Arthuriana is all about powerful people helping the less fortunate, though, right? Well, mostly, but it depends on what you mean by “helping” and which sources you’re reading. Arthur conquered most of northern Europe, skipped off to Gaul to declare himself emperor, then got backstabbed by his wife and… Mordred? Lancelot? You decide! Either way, if this were an Am I the Asshole post, everyone sucks here. Kay is a stubborn hothead. Galahad is a judgmental jerk. Even my beloved himbo Gawain needs to get better at puns, reading the fine print, and managing his polycule. Bedivere is… you know, he made that wooden rabbit, we’ll let him slide.

Knights Templar? Holy corporate malfeasance, Batman! Teutonic Knights? Kept trying to conquer Prussia. Order of the Garter? I mean, you don’t want your armor falling off mid-battle, I guess. The Jedi? A monastic mishmash that stole kids from their moms. Pobody’s nerfect!

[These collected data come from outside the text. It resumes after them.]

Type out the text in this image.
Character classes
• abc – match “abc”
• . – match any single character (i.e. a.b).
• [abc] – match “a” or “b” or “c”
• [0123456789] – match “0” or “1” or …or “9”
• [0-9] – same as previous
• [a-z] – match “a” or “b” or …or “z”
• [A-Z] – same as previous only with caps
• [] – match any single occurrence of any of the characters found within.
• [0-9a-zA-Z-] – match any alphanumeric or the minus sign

My justice sensitivity is snarling at this point. I grew up reading books and watching movies about these honorable, chivalrous characters who protected the weak and defended the defenseless. But revisiting the depths beneath the surface of these paragons of virtue was disheartening, to say the least. And what did it say about me that I kept fixating on people who solved problems with violence? There had to be a better way.

I didn’t have an Anakin Skywalker moment where I dramatically declared that paladins were evil and started on my path to the dark side. Instead, I decided to engage in a little might makes right using the power of my pen, which as we all know is mightier than the sword.

I sifted through my research for something to build on and settled on the Knights Hospitaller. Their order started, as the name implies, with a hospital. They provided medical care and lodging for the unwashed barbarians–I mean, the pilgrims visiting Jerusalem, and eventually expanded to include military protection for those travellers. (And briefly, weirdly, the Italian air force after World War II, sort of.) That origin in healing rather than harming appealed to me immensely, and I built on that foundation for Kel’s order, focusing on principles of medical care, teaching, mutual aid and protection.

For the character of Kel as a specific member of this order, I wanted someone strong, loyal, brave, and honorable in ways that would be tested by allies and taken advantage of by unscrupulous enemies. But justice sensitivity is a double-edged sword, so I leaned into her feelings of hopelessness about her situation. At the start of the book, Kel has intentionally withdrawn from society, living alone in a swamp and rarely engaging with her neighbors. She tells herself it’s necessary, to keep her enemies from finding her and using her as an excuse to shut down the sole remaining charitable arm of her order–or worse, to reignite war. She’s not wrong, but it’s not her whole truth; her former life of service was shattered by injustice, and she never recovered. She wallows in shame and guilt, subconsciously choosing to protect her wounded heart by avoiding exposure to circumstances that could remind her of her inability to defeat a massive, powerful empire.

If you’re really dedicated to justice, though–if you’re going to live that proverbial paladin life, better than the ugly mess scattered across the historical and fictional record–then hiding isn’t going to work. Avoiding exposure to injustice doesn’t make it disappear, it simply removes it from your field of vision. Kel learns this the hard way, and has to decide what she’s going to do when she can no longer look away.

Justice sensitivity can make us feel hopeless, helpless, powerless–but it can also galvanize us to make things right. Instead of hiding, we can show up. Instead of giving in, we can push back. Instead of surrendering, we can fight for justice. Empathy can weigh us down like lead boots as we climb those endless cliffs of inequity, but it can also give us wings to fly beyond them, all the way up to the stars.